A polícia belga está a investigar há quatro meses um esquema de corrupção, branqueamento de dinheiro e organização criminosa no qual os enviados do Qatar alegadamente pagaram subornos a vários deputados e funcionários do Parlamento Europeu, cuja sede em Bruxelas foi novamente revistada na segunda-feira enquanto decorria a sessão plenária em Estrasburgo (França).
As buscas na segunda-feira foram efectuadas numa dúzia de gabinetes de assistentes dos eurodeputados, que já estavam selados na sexta-feira, quando foram efectuadas as primeiras inspecções e detenções relacionadas com o caso, de acordo com o Ministério Público Federal.
Em paralelo e em conjunto com a Eurojust, a agência encarregada da cooperação judiciária, foram também efectuadas buscas em Itália, informou o Ministério Público, sem dar mais pormenores sobre este ramo da investigação.
A Presidente do Parlamento Roberta Metsola disse na sessão de abertura da sessão plenária em Estrasburgo que estava «orgulhosa» da forma como a instituição tinha cooperado na investigação, ao mesmo tempo que exprimia a sua «raiva, raiva e tristeza» perante os acontecimentos sob investigação.
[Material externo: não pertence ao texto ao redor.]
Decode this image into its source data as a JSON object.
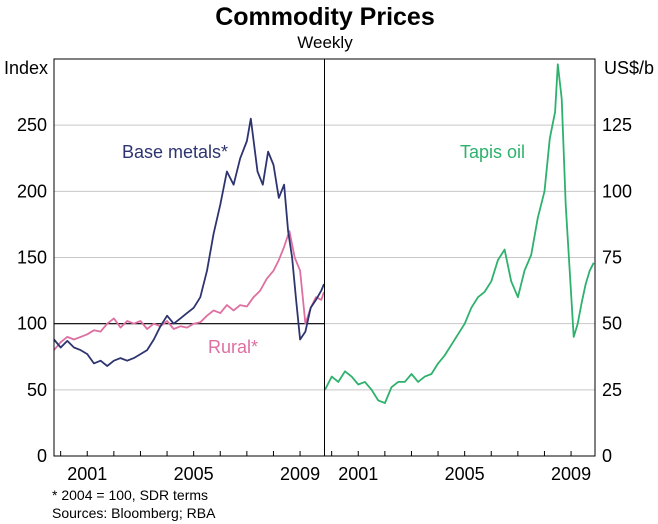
{
  "chart_data": [
    {
      "type": "line",
      "title": "Commodity Prices",
      "subtitle": "Weekly",
      "panel": "left",
      "ylabel": "Index",
      "ylim": [
        0,
        300
      ],
      "yticks": [
        0,
        50,
        100,
        150,
        200,
        250
      ],
      "xlim": [
        1999.75,
        2009.9
      ],
      "xticks": [
        2001,
        2005,
        2009
      ],
      "reference_line": 100,
      "series": [
        {
          "name": "Base metals*",
          "color": "#2e3470",
          "x": [
            1999.75,
            2000.0,
            2000.25,
            2000.5,
            2000.75,
            2001.0,
            2001.25,
            2001.5,
            2001.75,
            2002.0,
            2002.25,
            2002.5,
            2002.75,
            2003.0,
            2003.25,
            2003.5,
            2003.75,
            2004.0,
            2004.25,
            2004.5,
            2004.75,
            2005.0,
            2005.25,
            2005.5,
            2005.75,
            2006.0,
            2006.25,
            2006.5,
            2006.75,
            2007.0,
            2007.15,
            2007.4,
            2007.6,
            2007.8,
            2008.0,
            2008.2,
            2008.4,
            2008.55,
            2008.7,
            2008.85,
            2009.0,
            2009.2,
            2009.4,
            2009.6,
            2009.8,
            2009.9
          ],
          "values": [
            88,
            82,
            87,
            82,
            80,
            77,
            70,
            72,
            68,
            72,
            74,
            72,
            74,
            77,
            80,
            88,
            98,
            106,
            100,
            104,
            108,
            112,
            120,
            140,
            168,
            190,
            215,
            205,
            225,
            238,
            255,
            215,
            205,
            230,
            220,
            195,
            205,
            170,
            150,
            118,
            88,
            94,
            112,
            118,
            125,
            130
          ]
        },
        {
          "name": "Rural*",
          "color": "#de6fa1",
          "x": [
            1999.75,
            2000.0,
            2000.25,
            2000.5,
            2000.75,
            2001.0,
            2001.25,
            2001.5,
            2001.75,
            2002.0,
            2002.25,
            2002.5,
            2002.75,
            2003.0,
            2003.25,
            2003.5,
            2003.75,
            2004.0,
            2004.25,
            2004.5,
            2004.75,
            2005.0,
            2005.25,
            2005.5,
            2005.75,
            2006.0,
            2006.25,
            2006.5,
            2006.75,
            2007.0,
            2007.25,
            2007.5,
            2007.75,
            2008.0,
            2008.2,
            2008.4,
            2008.6,
            2008.8,
            2009.0,
            2009.2,
            2009.4,
            2009.6,
            2009.8,
            2009.9
          ],
          "values": [
            80,
            86,
            90,
            88,
            90,
            92,
            95,
            94,
            100,
            104,
            97,
            102,
            100,
            102,
            96,
            100,
            98,
            102,
            96,
            98,
            97,
            100,
            101,
            106,
            110,
            108,
            114,
            110,
            114,
            113,
            120,
            125,
            134,
            140,
            148,
            158,
            170,
            150,
            140,
            100,
            112,
            120,
            118,
            124
          ]
        }
      ],
      "annotations": [
        "Base metals*",
        "Rural*"
      ]
    },
    {
      "type": "line",
      "panel": "right",
      "ylabel": "US$/b",
      "ylim": [
        0,
        150
      ],
      "yticks": [
        0,
        25,
        50,
        75,
        100,
        125
      ],
      "xlim": [
        1999.75,
        2009.9
      ],
      "xticks": [
        2001,
        2005,
        2009
      ],
      "series": [
        {
          "name": "Tapis oil",
          "color": "#2db16c",
          "x": [
            1999.75,
            2000.0,
            2000.25,
            2000.5,
            2000.75,
            2001.0,
            2001.25,
            2001.5,
            2001.75,
            2002.0,
            2002.25,
            2002.5,
            2002.75,
            2003.0,
            2003.25,
            2003.5,
            2003.75,
            2004.0,
            2004.25,
            2004.5,
            2004.75,
            2005.0,
            2005.25,
            2005.5,
            2005.75,
            2006.0,
            2006.25,
            2006.5,
            2006.75,
            2007.0,
            2007.25,
            2007.5,
            2007.75,
            2008.0,
            2008.2,
            2008.4,
            2008.5,
            2008.65,
            2008.8,
            2008.95,
            2009.1,
            2009.25,
            2009.4,
            2009.55,
            2009.7,
            2009.85
          ],
          "values": [
            25,
            30,
            28,
            32,
            30,
            27,
            28,
            25,
            21,
            20,
            26,
            28,
            28,
            31,
            28,
            30,
            31,
            35,
            38,
            42,
            46,
            50,
            56,
            60,
            62,
            66,
            74,
            78,
            66,
            60,
            70,
            76,
            90,
            100,
            120,
            130,
            148,
            135,
            95,
            70,
            45,
            50,
            58,
            65,
            70,
            73
          ]
        }
      ],
      "annotations": [
        "Tapis oil"
      ]
    }
  ],
  "footnote": "*    2004 = 100, SDR terms",
  "sources": "Sources: Bloomberg; RBA"
}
As autoridades belgas providenciaram a sincronização entre os seus investigadores e a instituição europeia, o que permitiu, por exemplo na sexta-feira passada, com a ajuda dos serviços de segurança parlamentares, que os dispositivos informáticos de várias pessoas fossem «congelados» para evitar o desaparecimento de informações que pudessem ser relevantes para a investigação.
«Os inimigos da democracia, para quem a existência do Parlamento é uma ameaça, não cessarão. O seu plano malicioso falhou, os nossos serviços, dos quais me sinto incrivelmente orgulhoso, trabalharam com as autoridades policiais e judiciais nacionais para quebrar esta rede criminosa», resumiu Metsola.
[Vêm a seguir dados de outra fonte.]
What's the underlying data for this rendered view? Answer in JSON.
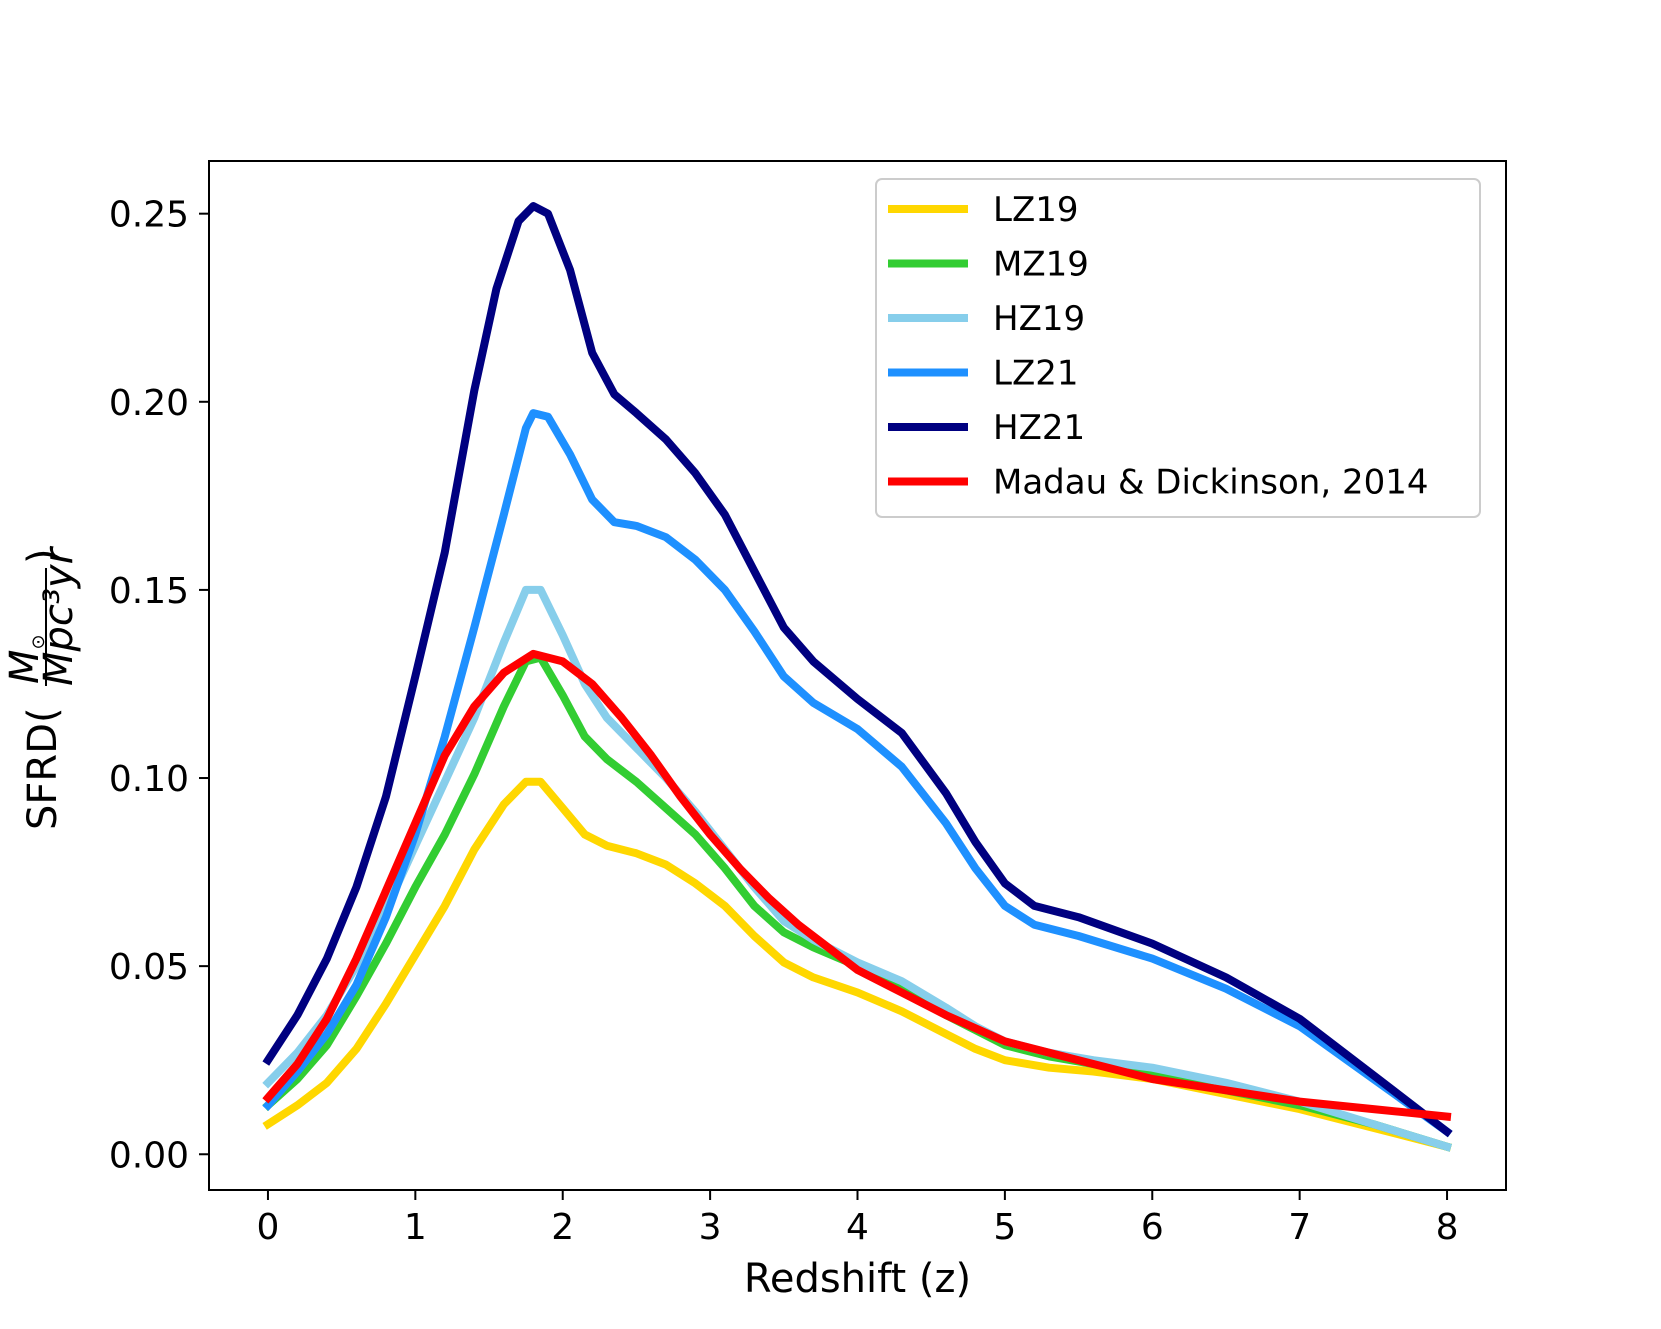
{
  "chart_data": {
    "type": "line",
    "title": "",
    "xlabel": "Redshift (z)",
    "ylabel": "SFRD(",
    "ylabel_fraction": {
      "numerator": "M",
      "numerator_subscript": "⊙",
      "denominator": "Mpc³yr"
    },
    "ylabel_close": ")",
    "xlim": [
      -0.4,
      8.4
    ],
    "ylim": [
      -0.0095,
      0.264
    ],
    "x_ticks": [
      0,
      1,
      2,
      3,
      4,
      5,
      6,
      7,
      8
    ],
    "x_tick_labels": [
      "0",
      "1",
      "2",
      "3",
      "4",
      "5",
      "6",
      "7",
      "8"
    ],
    "y_ticks": [
      0.0,
      0.05,
      0.1,
      0.15,
      0.2,
      0.25
    ],
    "y_tick_labels": [
      "0.00",
      "0.05",
      "0.10",
      "0.15",
      "0.20",
      "0.25"
    ],
    "grid": false,
    "legend_position": "top-right",
    "series": [
      {
        "name": "LZ19",
        "color": "#FFD700",
        "points": [
          [
            0,
            0.008
          ],
          [
            0.2,
            0.013
          ],
          [
            0.4,
            0.019
          ],
          [
            0.6,
            0.028
          ],
          [
            0.8,
            0.04
          ],
          [
            1.0,
            0.053
          ],
          [
            1.2,
            0.066
          ],
          [
            1.4,
            0.081
          ],
          [
            1.6,
            0.093
          ],
          [
            1.75,
            0.099
          ],
          [
            1.85,
            0.099
          ],
          [
            2.0,
            0.092
          ],
          [
            2.15,
            0.085
          ],
          [
            2.3,
            0.082
          ],
          [
            2.5,
            0.08
          ],
          [
            2.7,
            0.077
          ],
          [
            2.9,
            0.072
          ],
          [
            3.1,
            0.066
          ],
          [
            3.3,
            0.058
          ],
          [
            3.5,
            0.051
          ],
          [
            3.7,
            0.047
          ],
          [
            4.0,
            0.043
          ],
          [
            4.3,
            0.038
          ],
          [
            4.6,
            0.032
          ],
          [
            4.8,
            0.028
          ],
          [
            5.0,
            0.025
          ],
          [
            5.3,
            0.023
          ],
          [
            5.6,
            0.022
          ],
          [
            6.0,
            0.02
          ],
          [
            6.5,
            0.016
          ],
          [
            7.0,
            0.012
          ],
          [
            7.5,
            0.007
          ],
          [
            8.0,
            0.002
          ]
        ]
      },
      {
        "name": "MZ19",
        "color": "#32CD32",
        "points": [
          [
            0,
            0.013
          ],
          [
            0.2,
            0.02
          ],
          [
            0.4,
            0.029
          ],
          [
            0.6,
            0.042
          ],
          [
            0.8,
            0.056
          ],
          [
            1.0,
            0.071
          ],
          [
            1.2,
            0.085
          ],
          [
            1.4,
            0.101
          ],
          [
            1.6,
            0.119
          ],
          [
            1.75,
            0.131
          ],
          [
            1.85,
            0.132
          ],
          [
            2.0,
            0.122
          ],
          [
            2.15,
            0.111
          ],
          [
            2.3,
            0.105
          ],
          [
            2.5,
            0.099
          ],
          [
            2.7,
            0.092
          ],
          [
            2.9,
            0.085
          ],
          [
            3.1,
            0.076
          ],
          [
            3.3,
            0.066
          ],
          [
            3.5,
            0.059
          ],
          [
            3.7,
            0.055
          ],
          [
            4.0,
            0.05
          ],
          [
            4.3,
            0.044
          ],
          [
            4.6,
            0.037
          ],
          [
            4.8,
            0.033
          ],
          [
            5.0,
            0.029
          ],
          [
            5.3,
            0.026
          ],
          [
            5.6,
            0.024
          ],
          [
            6.0,
            0.021
          ],
          [
            6.5,
            0.017
          ],
          [
            7.0,
            0.013
          ],
          [
            7.5,
            0.008
          ],
          [
            8.0,
            0.002
          ]
        ]
      },
      {
        "name": "HZ19",
        "color": "#87CEEB",
        "points": [
          [
            0,
            0.019
          ],
          [
            0.2,
            0.027
          ],
          [
            0.4,
            0.037
          ],
          [
            0.6,
            0.05
          ],
          [
            0.8,
            0.065
          ],
          [
            1.0,
            0.082
          ],
          [
            1.2,
            0.099
          ],
          [
            1.4,
            0.116
          ],
          [
            1.6,
            0.136
          ],
          [
            1.75,
            0.15
          ],
          [
            1.85,
            0.15
          ],
          [
            2.0,
            0.138
          ],
          [
            2.15,
            0.125
          ],
          [
            2.3,
            0.116
          ],
          [
            2.5,
            0.108
          ],
          [
            2.7,
            0.1
          ],
          [
            2.9,
            0.091
          ],
          [
            3.1,
            0.081
          ],
          [
            3.3,
            0.071
          ],
          [
            3.5,
            0.062
          ],
          [
            3.7,
            0.057
          ],
          [
            4.0,
            0.051
          ],
          [
            4.3,
            0.046
          ],
          [
            4.6,
            0.039
          ],
          [
            4.8,
            0.034
          ],
          [
            5.0,
            0.03
          ],
          [
            5.3,
            0.027
          ],
          [
            5.6,
            0.025
          ],
          [
            6.0,
            0.023
          ],
          [
            6.5,
            0.019
          ],
          [
            7.0,
            0.014
          ],
          [
            7.5,
            0.008
          ],
          [
            8.0,
            0.002
          ]
        ]
      },
      {
        "name": "LZ21",
        "color": "#1E90FF",
        "points": [
          [
            0,
            0.013
          ],
          [
            0.2,
            0.022
          ],
          [
            0.4,
            0.032
          ],
          [
            0.6,
            0.045
          ],
          [
            0.8,
            0.063
          ],
          [
            1.0,
            0.085
          ],
          [
            1.2,
            0.111
          ],
          [
            1.4,
            0.14
          ],
          [
            1.6,
            0.17
          ],
          [
            1.75,
            0.193
          ],
          [
            1.8,
            0.197
          ],
          [
            1.9,
            0.196
          ],
          [
            2.05,
            0.186
          ],
          [
            2.2,
            0.174
          ],
          [
            2.35,
            0.168
          ],
          [
            2.5,
            0.167
          ],
          [
            2.7,
            0.164
          ],
          [
            2.9,
            0.158
          ],
          [
            3.1,
            0.15
          ],
          [
            3.3,
            0.139
          ],
          [
            3.5,
            0.127
          ],
          [
            3.7,
            0.12
          ],
          [
            4.0,
            0.113
          ],
          [
            4.3,
            0.103
          ],
          [
            4.6,
            0.088
          ],
          [
            4.8,
            0.076
          ],
          [
            5.0,
            0.066
          ],
          [
            5.2,
            0.061
          ],
          [
            5.5,
            0.058
          ],
          [
            6.0,
            0.052
          ],
          [
            6.5,
            0.044
          ],
          [
            7.0,
            0.034
          ],
          [
            7.5,
            0.02
          ],
          [
            8.0,
            0.006
          ]
        ]
      },
      {
        "name": "HZ21",
        "color": "#000080",
        "points": [
          [
            0,
            0.025
          ],
          [
            0.2,
            0.037
          ],
          [
            0.4,
            0.052
          ],
          [
            0.6,
            0.071
          ],
          [
            0.8,
            0.095
          ],
          [
            1.0,
            0.127
          ],
          [
            1.2,
            0.16
          ],
          [
            1.4,
            0.203
          ],
          [
            1.55,
            0.23
          ],
          [
            1.7,
            0.248
          ],
          [
            1.8,
            0.252
          ],
          [
            1.9,
            0.25
          ],
          [
            2.05,
            0.235
          ],
          [
            2.2,
            0.213
          ],
          [
            2.35,
            0.202
          ],
          [
            2.5,
            0.197
          ],
          [
            2.7,
            0.19
          ],
          [
            2.9,
            0.181
          ],
          [
            3.1,
            0.17
          ],
          [
            3.3,
            0.155
          ],
          [
            3.5,
            0.14
          ],
          [
            3.7,
            0.131
          ],
          [
            4.0,
            0.121
          ],
          [
            4.3,
            0.112
          ],
          [
            4.6,
            0.096
          ],
          [
            4.8,
            0.083
          ],
          [
            5.0,
            0.072
          ],
          [
            5.2,
            0.066
          ],
          [
            5.5,
            0.063
          ],
          [
            6.0,
            0.056
          ],
          [
            6.5,
            0.047
          ],
          [
            7.0,
            0.036
          ],
          [
            7.5,
            0.021
          ],
          [
            8.0,
            0.006
          ]
        ]
      },
      {
        "name": "Madau & Dickinson, 2014",
        "color": "#FF0000",
        "points": [
          [
            0,
            0.015
          ],
          [
            0.2,
            0.024
          ],
          [
            0.4,
            0.036
          ],
          [
            0.6,
            0.052
          ],
          [
            0.8,
            0.07
          ],
          [
            1.0,
            0.088
          ],
          [
            1.2,
            0.106
          ],
          [
            1.4,
            0.119
          ],
          [
            1.6,
            0.128
          ],
          [
            1.8,
            0.133
          ],
          [
            2.0,
            0.131
          ],
          [
            2.2,
            0.125
          ],
          [
            2.4,
            0.116
          ],
          [
            2.6,
            0.106
          ],
          [
            2.8,
            0.095
          ],
          [
            3.0,
            0.085
          ],
          [
            3.2,
            0.076
          ],
          [
            3.4,
            0.068
          ],
          [
            3.6,
            0.061
          ],
          [
            3.8,
            0.055
          ],
          [
            4.0,
            0.049
          ],
          [
            4.3,
            0.043
          ],
          [
            4.6,
            0.037
          ],
          [
            5.0,
            0.03
          ],
          [
            5.5,
            0.025
          ],
          [
            6.0,
            0.02
          ],
          [
            6.5,
            0.017
          ],
          [
            7.0,
            0.014
          ],
          [
            7.5,
            0.012
          ],
          [
            8.0,
            0.01
          ]
        ]
      }
    ]
  }
}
Metsola, de facto, teve de acompanhar as autoridades belgas durante uma das buscas efectuadas na casa de um deputado europeu porque tal é exigido pela Constituição belga em investigações envolvendo deputados nacionais.
No total, as autoridades belgas efectuaram cerca de 20 buscas e seis pessoas foram interrogadas, quatro das quais foram presas e testemunharão em tribunal na quarta-feira.
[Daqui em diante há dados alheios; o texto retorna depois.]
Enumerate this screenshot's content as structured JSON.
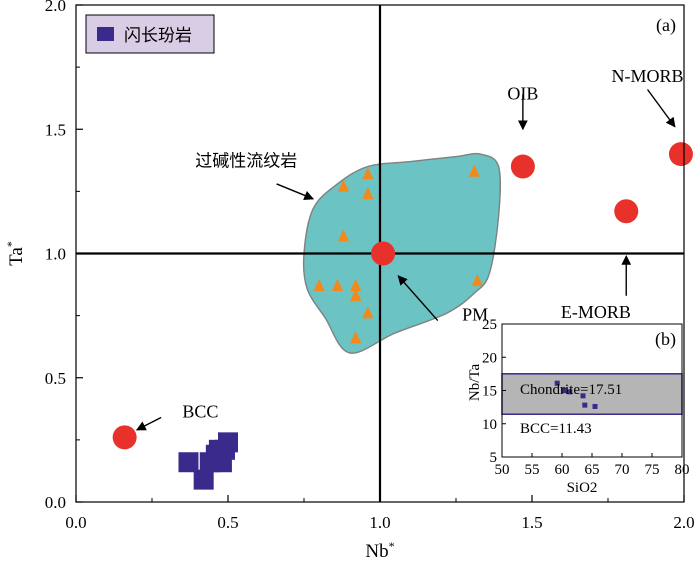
{
  "chart_data": [
    {
      "panel": "(a)",
      "type": "scatter",
      "xlabel": "Nb",
      "xlabel_sup": "*",
      "ylabel": "Ta",
      "ylabel_sup": "*",
      "xlim": [
        0.0,
        2.0
      ],
      "ylim": [
        0.0,
        2.0
      ],
      "xticks": [
        "0.0",
        "0.5",
        "1.0",
        "1.5",
        "2.0"
      ],
      "yticks": [
        "0.0",
        "0.5",
        "1.0",
        "1.5",
        "2.0"
      ],
      "reference_lines": {
        "x": 1.0,
        "y": 1.0
      },
      "legend": {
        "placement": "top-left",
        "label": "闪长玢岩",
        "color": "#3a2a8c"
      },
      "series": [
        {
          "name": "闪长玢岩",
          "marker": "square",
          "color": "#3a2a8c",
          "points": [
            [
              0.37,
              0.16
            ],
            [
              0.42,
              0.09
            ],
            [
              0.44,
              0.16
            ],
            [
              0.46,
              0.19
            ],
            [
              0.48,
              0.16
            ],
            [
              0.49,
              0.21
            ],
            [
              0.5,
              0.24
            ],
            [
              0.47,
              0.21
            ]
          ]
        },
        {
          "marker": "triangle",
          "color": "#f08a1c",
          "points": [
            [
              0.8,
              0.87
            ],
            [
              0.86,
              0.87
            ],
            [
              0.88,
              1.27
            ],
            [
              0.88,
              1.07
            ],
            [
              0.92,
              0.87
            ],
            [
              0.92,
              0.83
            ],
            [
              0.92,
              0.66
            ],
            [
              0.96,
              1.32
            ],
            [
              0.96,
              1.24
            ],
            [
              0.96,
              0.76
            ],
            [
              1.31,
              1.33
            ],
            [
              1.32,
              0.89
            ]
          ]
        },
        {
          "marker": "circle",
          "color": "#e8312a",
          "points": [
            {
              "label": "BCC",
              "x": 0.16,
              "y": 0.26
            },
            {
              "label": "PM",
              "x": 1.01,
              "y": 1.0
            },
            {
              "label": "OIB",
              "x": 1.47,
              "y": 1.35
            },
            {
              "label": "E-MORB",
              "x": 1.81,
              "y": 1.17
            },
            {
              "label": "N-MORB",
              "x": 1.99,
              "y": 1.4
            }
          ]
        }
      ],
      "field": {
        "label": "过碱性流纹岩",
        "color": "#6cc3c3",
        "outline": "#808080",
        "polygon": [
          [
            0.78,
            1.18
          ],
          [
            0.86,
            1.28
          ],
          [
            0.96,
            1.35
          ],
          [
            1.1,
            1.37
          ],
          [
            1.25,
            1.39
          ],
          [
            1.33,
            1.4
          ],
          [
            1.39,
            1.35
          ],
          [
            1.39,
            1.15
          ],
          [
            1.36,
            0.92
          ],
          [
            1.31,
            0.84
          ],
          [
            1.22,
            0.76
          ],
          [
            1.05,
            0.68
          ],
          [
            0.9,
            0.6
          ],
          [
            0.82,
            0.74
          ],
          [
            0.76,
            0.86
          ],
          [
            0.75,
            1.0
          ]
        ]
      },
      "annotations": [
        {
          "text": "OIB",
          "x": 1.47,
          "y": 1.62,
          "ax": 1.47,
          "ay": 1.64,
          "bx": 1.47,
          "by": 1.5
        },
        {
          "text": "N-MORB",
          "x": 1.88,
          "y": 1.69,
          "ax": 1.88,
          "ay": 1.66,
          "bx": 1.97,
          "by": 1.51
        },
        {
          "text": "E-MORB",
          "x": 1.71,
          "y": 0.74,
          "ax": 1.81,
          "ay": 0.83,
          "bx": 1.81,
          "by": 0.99
        },
        {
          "text": "PM",
          "x": 1.27,
          "y": 0.73,
          "ax": 1.19,
          "ay": 0.73,
          "bx": 1.06,
          "by": 0.91
        },
        {
          "text": "BCC",
          "x": 0.35,
          "y": 0.34,
          "ax": 0.28,
          "ay": 0.34,
          "bx": 0.2,
          "by": 0.29
        },
        {
          "text": "过碱性流纹岩",
          "x": 0.56,
          "y": 1.35,
          "ax": 0.66,
          "ay": 1.28,
          "bx": 0.78,
          "by": 1.22
        }
      ]
    },
    {
      "panel": "(b)",
      "type": "scatter",
      "xlabel": "SiO2",
      "ylabel": "Nb/Ta",
      "xlim": [
        50,
        80
      ],
      "ylim": [
        5,
        25
      ],
      "xticks": [
        "50",
        "55",
        "60",
        "65",
        "70",
        "75",
        "80"
      ],
      "yticks": [
        "5",
        "10",
        "15",
        "20",
        "25"
      ],
      "band": {
        "y_low": 11.43,
        "y_high": 17.51,
        "color": "#b5b5b5",
        "border": "#3a2a8c"
      },
      "band_labels": [
        "Chondrite=17.51",
        "BCC=11.43"
      ],
      "points": [
        [
          59.2,
          16.1
        ],
        [
          60.3,
          15.0
        ],
        [
          61.3,
          14.8
        ],
        [
          63.5,
          14.2
        ],
        [
          63.8,
          12.8
        ],
        [
          65.5,
          12.6
        ]
      ],
      "point_color": "#3a2a8c"
    }
  ]
}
Entre os detidos encontrava-se a deputada grega Eva Kaili, uma das 14 vice-presidentes do Parlamento Europeu cuja destituição deverá ser decidida pela sessão plenária em Estrasburgo, mas que Metsola já destituiu das suas funções e responsabilidades de representação.
Os investigadores encontraram quase 600.000 euros em dinheiro na sua casa, «centenas de milhares» de euros numa mala num hotel de Bruxelas – na posse do pai de Kaili, segundo os meios de comunicação belgas – e mais 150.000 euros na casa de outro MPE.